I am trying to train a SVM classifier using scikit-learn.. At training time I want to reduce the feature vector dimension. I have used PCA to reduce the dimension.

pp = PCA(n_components=400).fit(features)
features = pp.transform(features)

PCA requires m x n dataset to determine the variance. but at the time of inference I have only single image and corresponding 1d feature vector.. I am wondering how to reduce feature vector at inference time in order to match the training dimension.

3

3 Answers

1
votes

As all preprocessing modules in scikit-learn nowadays, PCA includes a transform method that does exactly that, i.e. it transforms new samples according to an already fitted PCA transformation; from the docs:

transform(self, X)

Apply dimensionality reduction to X.

X is projected on the first principal components previously extracted from a training set.

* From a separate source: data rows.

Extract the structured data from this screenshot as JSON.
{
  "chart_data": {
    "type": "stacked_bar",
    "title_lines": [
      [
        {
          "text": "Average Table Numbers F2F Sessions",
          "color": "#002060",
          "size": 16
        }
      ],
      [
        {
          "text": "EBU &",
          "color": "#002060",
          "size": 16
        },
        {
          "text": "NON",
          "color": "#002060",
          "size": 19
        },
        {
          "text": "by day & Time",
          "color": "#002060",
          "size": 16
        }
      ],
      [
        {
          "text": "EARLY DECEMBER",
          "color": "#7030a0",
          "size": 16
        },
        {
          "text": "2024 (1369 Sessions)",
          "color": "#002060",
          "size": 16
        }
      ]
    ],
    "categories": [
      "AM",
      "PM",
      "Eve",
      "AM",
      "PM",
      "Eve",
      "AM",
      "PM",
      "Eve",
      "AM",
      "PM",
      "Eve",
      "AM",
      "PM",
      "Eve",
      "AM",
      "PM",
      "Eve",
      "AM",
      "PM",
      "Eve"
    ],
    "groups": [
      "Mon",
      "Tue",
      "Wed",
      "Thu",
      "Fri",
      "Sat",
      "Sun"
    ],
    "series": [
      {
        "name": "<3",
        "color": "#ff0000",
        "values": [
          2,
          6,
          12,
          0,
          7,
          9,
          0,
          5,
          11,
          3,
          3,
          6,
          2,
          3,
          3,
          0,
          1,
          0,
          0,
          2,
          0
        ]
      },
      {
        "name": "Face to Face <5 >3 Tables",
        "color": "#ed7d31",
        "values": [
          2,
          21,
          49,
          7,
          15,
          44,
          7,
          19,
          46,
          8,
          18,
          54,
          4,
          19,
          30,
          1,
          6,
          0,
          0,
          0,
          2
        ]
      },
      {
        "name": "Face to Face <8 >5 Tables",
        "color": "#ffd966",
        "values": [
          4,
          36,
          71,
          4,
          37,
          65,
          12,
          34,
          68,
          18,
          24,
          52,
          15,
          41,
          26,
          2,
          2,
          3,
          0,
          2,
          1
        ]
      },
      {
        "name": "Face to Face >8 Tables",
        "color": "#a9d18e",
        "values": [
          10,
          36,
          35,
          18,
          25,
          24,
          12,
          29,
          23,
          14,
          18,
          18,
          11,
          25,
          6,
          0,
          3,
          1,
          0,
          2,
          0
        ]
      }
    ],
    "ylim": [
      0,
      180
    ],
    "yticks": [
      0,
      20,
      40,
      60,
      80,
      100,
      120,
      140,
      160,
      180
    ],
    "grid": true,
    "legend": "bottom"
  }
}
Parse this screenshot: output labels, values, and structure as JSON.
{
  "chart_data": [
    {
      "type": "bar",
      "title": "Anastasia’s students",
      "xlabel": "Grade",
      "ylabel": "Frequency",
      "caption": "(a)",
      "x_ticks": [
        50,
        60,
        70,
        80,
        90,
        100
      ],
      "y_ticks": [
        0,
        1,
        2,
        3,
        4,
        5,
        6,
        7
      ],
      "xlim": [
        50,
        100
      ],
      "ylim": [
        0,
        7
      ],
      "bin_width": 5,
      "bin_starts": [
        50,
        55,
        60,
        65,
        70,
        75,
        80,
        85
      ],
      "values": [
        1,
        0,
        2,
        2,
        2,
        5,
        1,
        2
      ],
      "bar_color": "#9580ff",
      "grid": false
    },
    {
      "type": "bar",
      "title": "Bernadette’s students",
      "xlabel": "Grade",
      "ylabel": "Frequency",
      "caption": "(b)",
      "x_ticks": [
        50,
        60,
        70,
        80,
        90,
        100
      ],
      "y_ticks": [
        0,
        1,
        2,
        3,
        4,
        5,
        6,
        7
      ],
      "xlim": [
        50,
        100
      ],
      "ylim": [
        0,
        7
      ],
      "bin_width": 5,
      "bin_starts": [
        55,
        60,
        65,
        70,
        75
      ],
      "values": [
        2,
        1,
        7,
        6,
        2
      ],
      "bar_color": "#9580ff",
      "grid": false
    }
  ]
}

Here is a short demo with dummy data, adapting the example from the documentation:

import numpy as np
from sklearn.decomposition import PCA

X = np.array([[-1, -1], [-2, -1], [-3, -2], [1, 1], [2, 1], [3, 2]])
pca = PCA(n_components=2)
pca.fit(X)

X_new = ([[1, -1]]) # new data, notice the double array brackets

X_new_pca = pca.transform(X_new)
X_new_pca
# array([[-0.2935787 ,  1.38340578]])

If you want to avoid the double brackets for a single new sample, you should make it into a numpy array and reshape it as follows:

X_new = np.array([1, -1])
X_new_pca = pca.transform(X_new.reshape(1, -1))
X_new_pca
# array([[-0.2935787 ,  1.38340578]]) # same result
1
votes

After "training" the PCA (or mathematically speaking, after the dimensionality reduction matrix is computed), you can use the transform function on any matrix or vector with suitable sizes, regardless of the original data.

from sklearn.decomposition import PCA
import numpy as np

m = 100
n = 200

features = np.random.randn(m,n)
print(features.shape)
>> (100, 200)

# Learn the PCA
pp = PCA(n_components=50).fit(features)
low_dim_features = pp.transform(features)
print(low_dim_features.shape)
>> (100, 50)

# Perform dimensionality reduction to a new sample
new_sample = np.random.randn(1, n)
low_dim_sample = pp.transform(new_sample)
print(low_dim_sample.shape)
>> (1, 50)
1
votes

PCA can work perfectly fine for this case. It doesn’t matter whether you have a single image at test time or not. Assuming your training set is 100 samples by 1000 features. Fitting PCA on the training set will give you 1000 x N eigenvectors because you will have 1000 by 1000 covariance matrix. And through eignedecomposition you will have to select only a fraction of the eigenvectors. Say you select only 25, you will have 1000 x 25 eigenvectors. At test time, with a single example of 1 x 1000 features, you only need to project features to the eigenspace of 1000 x 25 and you eventually get 1 x 25 reduced features (your features will now be a dimension of 25 features). So your training set will have 100 x 25 features and your single test sample will have 1 x 25 features. You can train and test any machine learning classifier with that.